秋は、派手に手を振ってくる季節ではありません。けれど、空の高さ、虫の声、湯気の立つご飯、月を見上げる一時。そんな何気ない場面を1つずつ拾っていくと、気づけば毎日が少しだけ豊かになっています。静かなのに印象深い、控えめなのに忘れ難い。秋には、そういう含蓄深遠な魅力があります。

忙しい日々の中で、季節を味わう余裕なんてないと思う日もあるでしょう。それでも、朝の風をひと呼吸分だけ感じるだけでもいい。帰り道に虫の音へ耳を向けるだけでもいい。夕飯に旬をひと品足すだけでも良いのです。大きな予定がなくても、秋はちゃんとこちらへ歩み寄ってきてくれます。季節を楽しむとは、特別なことを増やすより、もう目の前にあるものを丁寧に受け取ることなのかもしれません。

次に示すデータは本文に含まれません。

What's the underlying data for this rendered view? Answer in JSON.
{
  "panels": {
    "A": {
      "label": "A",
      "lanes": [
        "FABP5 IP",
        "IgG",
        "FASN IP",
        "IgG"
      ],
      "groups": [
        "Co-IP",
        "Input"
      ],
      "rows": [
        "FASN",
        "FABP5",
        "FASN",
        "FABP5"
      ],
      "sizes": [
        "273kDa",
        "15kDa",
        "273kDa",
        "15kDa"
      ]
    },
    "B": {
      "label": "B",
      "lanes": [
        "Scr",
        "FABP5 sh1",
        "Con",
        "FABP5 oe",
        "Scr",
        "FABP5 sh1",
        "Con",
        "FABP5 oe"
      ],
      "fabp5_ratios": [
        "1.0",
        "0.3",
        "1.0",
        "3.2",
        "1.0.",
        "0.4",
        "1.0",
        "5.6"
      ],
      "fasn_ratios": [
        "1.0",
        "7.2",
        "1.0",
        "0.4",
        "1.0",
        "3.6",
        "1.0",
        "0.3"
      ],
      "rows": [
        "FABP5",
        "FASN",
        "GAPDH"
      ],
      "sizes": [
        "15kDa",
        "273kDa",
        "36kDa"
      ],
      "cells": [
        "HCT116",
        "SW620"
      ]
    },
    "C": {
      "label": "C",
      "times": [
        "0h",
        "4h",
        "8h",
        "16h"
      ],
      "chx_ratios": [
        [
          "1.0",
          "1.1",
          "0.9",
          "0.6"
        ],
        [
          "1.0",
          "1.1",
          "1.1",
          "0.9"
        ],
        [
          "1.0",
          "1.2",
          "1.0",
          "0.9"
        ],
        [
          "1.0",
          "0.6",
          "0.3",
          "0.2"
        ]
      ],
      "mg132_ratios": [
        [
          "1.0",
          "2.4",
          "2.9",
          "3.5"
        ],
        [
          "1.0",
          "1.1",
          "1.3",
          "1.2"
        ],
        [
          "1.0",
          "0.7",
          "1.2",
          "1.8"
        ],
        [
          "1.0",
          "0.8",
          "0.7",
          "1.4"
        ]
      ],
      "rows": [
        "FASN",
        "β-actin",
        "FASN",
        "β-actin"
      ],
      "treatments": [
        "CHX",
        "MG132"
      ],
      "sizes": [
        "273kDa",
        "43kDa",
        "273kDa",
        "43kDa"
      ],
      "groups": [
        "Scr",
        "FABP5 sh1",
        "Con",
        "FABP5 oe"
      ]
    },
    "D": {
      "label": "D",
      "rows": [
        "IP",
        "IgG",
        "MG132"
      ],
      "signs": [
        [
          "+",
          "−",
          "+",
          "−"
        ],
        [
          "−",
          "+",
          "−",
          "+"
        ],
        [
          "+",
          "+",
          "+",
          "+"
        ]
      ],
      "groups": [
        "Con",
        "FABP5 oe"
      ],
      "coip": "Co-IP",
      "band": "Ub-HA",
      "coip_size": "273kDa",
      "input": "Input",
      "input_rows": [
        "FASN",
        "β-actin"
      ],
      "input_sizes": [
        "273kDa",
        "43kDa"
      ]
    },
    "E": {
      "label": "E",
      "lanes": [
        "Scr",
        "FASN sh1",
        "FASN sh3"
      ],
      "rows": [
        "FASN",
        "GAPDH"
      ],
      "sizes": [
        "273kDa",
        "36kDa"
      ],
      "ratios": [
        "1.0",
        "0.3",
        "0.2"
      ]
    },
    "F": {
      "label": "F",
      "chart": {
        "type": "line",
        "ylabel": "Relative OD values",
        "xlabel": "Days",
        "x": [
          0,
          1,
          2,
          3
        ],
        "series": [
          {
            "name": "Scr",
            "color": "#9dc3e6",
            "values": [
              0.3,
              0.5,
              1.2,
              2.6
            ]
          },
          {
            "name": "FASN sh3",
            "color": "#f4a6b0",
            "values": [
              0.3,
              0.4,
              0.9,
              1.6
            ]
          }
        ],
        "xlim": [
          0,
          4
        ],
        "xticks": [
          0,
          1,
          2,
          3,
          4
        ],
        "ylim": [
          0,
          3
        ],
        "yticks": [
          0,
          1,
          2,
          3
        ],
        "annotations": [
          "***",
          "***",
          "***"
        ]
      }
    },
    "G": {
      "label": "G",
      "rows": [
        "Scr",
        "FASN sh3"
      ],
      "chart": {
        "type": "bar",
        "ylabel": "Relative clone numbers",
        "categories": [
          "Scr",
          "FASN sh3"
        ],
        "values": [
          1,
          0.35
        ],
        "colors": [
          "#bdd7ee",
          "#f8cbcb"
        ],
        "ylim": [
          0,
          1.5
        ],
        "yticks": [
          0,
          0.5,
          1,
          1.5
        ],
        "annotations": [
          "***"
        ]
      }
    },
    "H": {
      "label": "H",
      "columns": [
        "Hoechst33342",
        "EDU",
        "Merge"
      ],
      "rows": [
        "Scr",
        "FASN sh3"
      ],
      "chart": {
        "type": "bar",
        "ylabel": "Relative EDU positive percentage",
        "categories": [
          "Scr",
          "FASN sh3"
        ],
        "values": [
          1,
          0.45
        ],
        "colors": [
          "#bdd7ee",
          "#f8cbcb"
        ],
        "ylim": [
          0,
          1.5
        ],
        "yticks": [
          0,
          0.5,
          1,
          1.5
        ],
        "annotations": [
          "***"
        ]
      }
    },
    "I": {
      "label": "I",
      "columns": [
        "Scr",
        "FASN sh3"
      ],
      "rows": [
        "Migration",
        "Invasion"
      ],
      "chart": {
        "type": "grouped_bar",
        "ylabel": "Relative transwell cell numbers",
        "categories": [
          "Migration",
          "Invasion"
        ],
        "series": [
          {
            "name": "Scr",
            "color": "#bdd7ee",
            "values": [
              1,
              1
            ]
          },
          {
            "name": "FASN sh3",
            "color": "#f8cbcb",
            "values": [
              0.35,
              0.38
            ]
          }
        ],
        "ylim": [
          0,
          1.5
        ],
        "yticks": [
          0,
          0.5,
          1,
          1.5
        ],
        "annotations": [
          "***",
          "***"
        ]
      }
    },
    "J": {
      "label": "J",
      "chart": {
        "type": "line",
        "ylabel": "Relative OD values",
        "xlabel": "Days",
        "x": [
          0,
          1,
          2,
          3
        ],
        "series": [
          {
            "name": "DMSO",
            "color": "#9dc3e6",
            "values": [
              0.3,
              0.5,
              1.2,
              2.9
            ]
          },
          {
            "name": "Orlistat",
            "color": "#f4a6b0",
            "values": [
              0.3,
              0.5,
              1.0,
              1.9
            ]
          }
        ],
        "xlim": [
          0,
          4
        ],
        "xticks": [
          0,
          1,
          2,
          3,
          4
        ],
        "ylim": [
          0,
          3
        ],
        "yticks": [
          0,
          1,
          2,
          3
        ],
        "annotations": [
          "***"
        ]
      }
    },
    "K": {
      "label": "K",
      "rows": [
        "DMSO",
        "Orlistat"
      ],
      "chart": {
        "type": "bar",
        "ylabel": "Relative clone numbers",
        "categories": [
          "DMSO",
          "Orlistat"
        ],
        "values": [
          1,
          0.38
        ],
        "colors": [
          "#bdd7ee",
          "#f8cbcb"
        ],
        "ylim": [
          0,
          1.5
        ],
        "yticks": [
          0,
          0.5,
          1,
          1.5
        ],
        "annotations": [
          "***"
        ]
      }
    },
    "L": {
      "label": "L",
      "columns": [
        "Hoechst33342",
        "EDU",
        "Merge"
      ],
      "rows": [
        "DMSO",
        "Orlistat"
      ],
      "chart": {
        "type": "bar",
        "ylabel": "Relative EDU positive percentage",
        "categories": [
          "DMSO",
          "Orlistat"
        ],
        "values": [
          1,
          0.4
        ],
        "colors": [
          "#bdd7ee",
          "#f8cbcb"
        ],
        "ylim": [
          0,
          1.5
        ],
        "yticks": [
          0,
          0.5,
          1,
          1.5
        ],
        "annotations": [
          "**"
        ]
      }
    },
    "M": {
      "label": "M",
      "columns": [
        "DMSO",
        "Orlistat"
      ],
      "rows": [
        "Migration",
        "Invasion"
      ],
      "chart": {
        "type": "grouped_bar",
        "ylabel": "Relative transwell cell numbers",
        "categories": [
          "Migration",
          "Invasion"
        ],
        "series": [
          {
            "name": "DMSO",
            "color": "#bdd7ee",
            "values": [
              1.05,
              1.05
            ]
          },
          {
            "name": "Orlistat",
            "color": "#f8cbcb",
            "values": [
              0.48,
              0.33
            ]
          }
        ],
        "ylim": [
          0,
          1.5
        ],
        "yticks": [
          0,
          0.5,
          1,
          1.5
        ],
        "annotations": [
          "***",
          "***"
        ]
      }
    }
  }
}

秋は、暮らしを急に変える季節ではなく、いつもの毎日を「これで良いんだな」と優しく照らしてくれる季節です。

しかも秋は、人を少し素直にしてくれます。美味しいねと言いやすくなる。綺麗だねと口にしやすくなる。ありがとうも、ほんの少しだけ照れずに伝えやすくなる。春のような華やかな始まりでもなく、夏のような勢いでもなく、冬のようなキリっとした厳しさでもない。その中間にある円満具足の空気が、人の心をほどよく丸くしてくれるのでしょう。

今年の秋も、全部を味わい尽くそうとしなくて大丈夫です。1つでも「これ、好きだな」と思える風物詩に出会えたら、それだけで十分に当たりです。焼き芋の香りでも、ススキでも、秋刀魚でも、お月見でも構いません。一期一会のように見える季節の小さな場面は、ちゃんと来年へ続いていきます。だからこそ、今日の秋を少しだけ大事にしてみたくなりますね。